Company sales. It is vital to manage strategies that increase the value of the company from the initial stages (increase in IP assets, greater product registration in different countries, consolidation in markets, etc.) and have a robust communication strategy to disseminate milestones, alliances, company networks and contacts.
Viewing these models from early stages facilitates the generation of a business strategy, said Roberto Coto, economic analyst at Procomer in charge of the study. “For example, depending on the conditions of a country of interest, the company might prefer the licensing of its IP than the traditional export of the product.

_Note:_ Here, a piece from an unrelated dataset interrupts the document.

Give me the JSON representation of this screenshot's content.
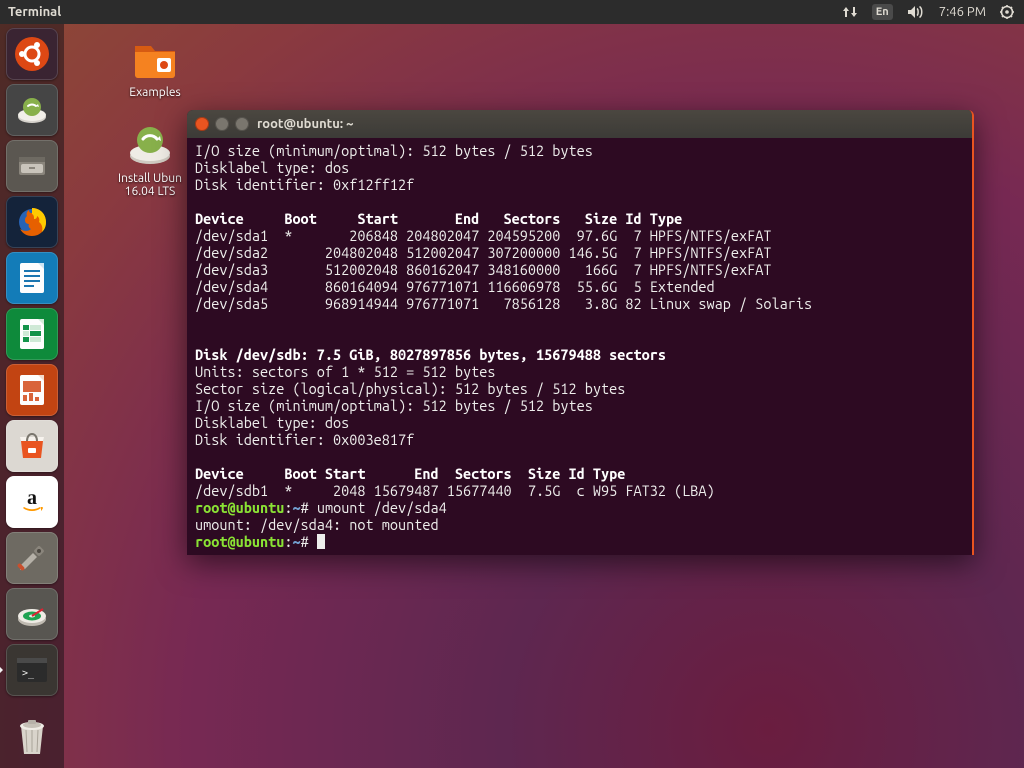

If its model is one of alliances in R&D, it will seek to associate with organizations that allow it to capitalize on IP, human talent, technology and other aspects of the parties and thus establish a win-win relationship”, he exemplified.
If, on the other hand, the entrepreneur seeks to sell the company, he must generate specific actions that value the company: more intellectual property assets, robust communication of company milestones to investors, more records in different countries, among others.
The study was carried out from interviews with biotechnology companies in Costa Rica. The objective is to capture your experience in the monetization of your goods and services. This made it possible to detail the characteristics, requirements and other relevant considerations for the seven models identified.
The information collected also made it possible to show the substantial differences according to the type of biotechnology. For example, the research and development deadlines in red biotechnology (human health) are very different from the other categories.
Therefore, there is no single standardized monetization model or value chain for biotechnology. This, given the wide differences in the business line, the specialist pointed out.